Раевский брал к себе в телегу измученных пешеходов; жалея лошадь, сходил сам, особенно тогда, когда приходилось ехать в гору; промочив ноги, Иван Иванович на другое утро почувствовал себя больным; но надо было ехать в Данков на другое земское собрание за сорок верст опять в телеге. Вернулся из Данкова Раевский совсем больным.
Р. А. Писареву — тульскому помещику, участвующему в помощи голодающим, Лев Николаевич писал из Бегичевки: «Дорогой Рафаил Алексеевич. Пишу вам под диктовку Ивана Ивановича, который заболел инфлуэнцой и лежит в жару, но хочет сообщить вам следующее: 1) что он сделал все то, о чем вы его просили относительно Протопопова».
Друг Толстого по 4-му севастопольскому бастиону, Николай Петрович Протопопов, в это время закупал для голодающих рожь.
Дальше писалось:
«2) Посылаем 6000, чтобы положить на текущий счет в Рязанский банк… 3) Предлагаемый вами вагон ржи мы надеемся быть в состоянии взять.
Все это я писал под диктовку Ивана Ивановича, теперь пишу от себя: он лежит 4-й день в жару…»
В жару писал Иван Иванович жене в Тулу:
«Мой милый ангел! Простишь ли ты меня? Первый раз в жизни я скрыл от тебя, не написал тебе, что я болен».
Получив письмо, Е. Л. Раевская помчалась в деревню и застала мужа в агонии.
Иван Иванович Раевский погиб, но Толстой продолжал работать.
Он работал «радостно, молодо, восторженно». Вспоминая о Раевском, он пишет Александре Андреевне Толстой: «Говорят, что в Петербурге не верят серьезности положения. Это грех. Я встретил у Раевского моряка Протопопова, с которым мы вместе были 35 лет тому назад на Язоновском редуте в Севастополе. Он очень милый человек, теперь председатель управы, хлопочет, покупает хлеб. Он очень верно сказал мне, что испытывает чувство, подобное тому, как бывало в Севастополе». «Спокоен, т. е. перестаешь быть беспокоен, только тогда, когда что-нибудь делаешь для борьбы с бедой».
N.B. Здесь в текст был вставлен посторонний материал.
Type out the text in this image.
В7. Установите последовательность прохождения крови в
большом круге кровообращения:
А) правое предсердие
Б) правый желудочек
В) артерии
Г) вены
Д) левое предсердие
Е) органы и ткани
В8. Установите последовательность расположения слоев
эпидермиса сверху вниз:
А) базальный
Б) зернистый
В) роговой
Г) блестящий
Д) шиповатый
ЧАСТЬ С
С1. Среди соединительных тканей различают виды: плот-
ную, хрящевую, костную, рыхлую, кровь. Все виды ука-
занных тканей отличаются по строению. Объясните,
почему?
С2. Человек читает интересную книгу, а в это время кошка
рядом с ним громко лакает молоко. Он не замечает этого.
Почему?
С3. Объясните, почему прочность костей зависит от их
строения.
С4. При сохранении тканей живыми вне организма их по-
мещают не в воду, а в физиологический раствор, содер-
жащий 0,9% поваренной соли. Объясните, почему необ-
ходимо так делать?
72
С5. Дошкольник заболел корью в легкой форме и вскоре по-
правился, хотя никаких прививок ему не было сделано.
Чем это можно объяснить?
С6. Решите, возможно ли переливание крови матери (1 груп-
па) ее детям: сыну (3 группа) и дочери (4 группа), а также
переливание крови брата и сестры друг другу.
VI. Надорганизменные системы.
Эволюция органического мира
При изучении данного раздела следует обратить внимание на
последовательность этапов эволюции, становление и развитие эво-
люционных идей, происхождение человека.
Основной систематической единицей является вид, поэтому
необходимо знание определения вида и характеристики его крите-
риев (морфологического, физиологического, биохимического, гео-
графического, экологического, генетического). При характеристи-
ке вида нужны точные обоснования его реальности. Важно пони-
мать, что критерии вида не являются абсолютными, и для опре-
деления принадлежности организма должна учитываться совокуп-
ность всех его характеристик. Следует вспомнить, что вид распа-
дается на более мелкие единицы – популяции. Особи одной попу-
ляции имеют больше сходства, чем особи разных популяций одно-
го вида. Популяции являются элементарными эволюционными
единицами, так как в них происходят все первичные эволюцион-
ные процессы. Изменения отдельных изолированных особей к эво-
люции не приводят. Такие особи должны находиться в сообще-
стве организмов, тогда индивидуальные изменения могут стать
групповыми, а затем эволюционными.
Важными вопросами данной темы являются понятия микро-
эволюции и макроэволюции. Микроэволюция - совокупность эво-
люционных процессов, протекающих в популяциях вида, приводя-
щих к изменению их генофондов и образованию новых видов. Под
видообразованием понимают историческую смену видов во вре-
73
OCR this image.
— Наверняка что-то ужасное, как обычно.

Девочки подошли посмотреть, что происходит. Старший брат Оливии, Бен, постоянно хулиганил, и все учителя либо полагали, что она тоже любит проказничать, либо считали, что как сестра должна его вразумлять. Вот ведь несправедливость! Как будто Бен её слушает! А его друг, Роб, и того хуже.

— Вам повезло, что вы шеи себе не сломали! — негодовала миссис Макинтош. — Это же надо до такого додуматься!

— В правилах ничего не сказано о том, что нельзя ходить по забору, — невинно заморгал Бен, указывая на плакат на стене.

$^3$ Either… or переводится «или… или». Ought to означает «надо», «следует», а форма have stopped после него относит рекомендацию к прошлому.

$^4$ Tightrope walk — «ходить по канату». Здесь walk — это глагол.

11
Работали среди собственников, которые зарабатывали на голоде: помещики продавали сухую ботву от картофеля по цене пять рублей с десятины, причем уборка была не их.
Толстой старался не только накормить людей, но и противодействовать окончательному разорению крестьянского хозяйства, сохранив хотя бы лошадей. Между тем правительство боялось, как бы не создалась могучая организация и как бы на Западе не узнали, что Россия бедствует. Император соизволил произнести: «В России нет голода, а есть местности, пострадавшие от неурожая».
Переписи запасов хлеба в России не было сделано. Толстой работал спокойно, организованно, неутомимо. Опасность была очень сильная: приходилось ездить в метель, в мороз из деревни в деревню; в церквах проповедовали против Толстого. Был тиф. Репин описывает, как он с Толстым ехал по чуть замерзшему Дону. Под тонким льдом видно было, как течет вода; легкий снег поднимался над льдом; казалось, что это полыньи дышат паром; розвальни как будто летели над пропастью.
III. Сомнения правительства
Толстой написал свою первую статью о голоде для довольно академического журнала «Вопросы философии и психологии», редактируемого профессором Гротом. Статья давала анализ хозяйства нескольких уездов Тульской и Рязанской губерний. Приводился бюджет крестьянина, указывалась чрезвычайная напряженность положения. Толстой писал:
«Народ голоден оттого, что мы слишком сыты. Разве может быть не голоден народ, который в тех условиях, в которых он живет, то есть при тех податях, при том малоземелья, при той заброшенности и одичании, в котором его держат, должен производить всю страшную работу, результаты которой поглощают столицы, города и деревенские центры богатых людей? Таково его положение всегда. Нынешний год только вследствие неурожая показал, что струна слишком натянута».
Толстой говорит о вырождении народонаселения, о смертности детей, о том, что привилегированный класс «должен пойти в среду народа с сознанием своей вины перед ним».
Статья не была напечатана в журнале «Вопросы философии и психологии». Отрывок появился в январском номере «Книжек Недели», и здесь цензура долго держала гранки, требуя все время поправок. Лев Николаевич передал переводчику Диллону гранки для напечатания за границей, откуда ждали притока пожертвований.
Статья появилась в датских, французских и в английских газетах.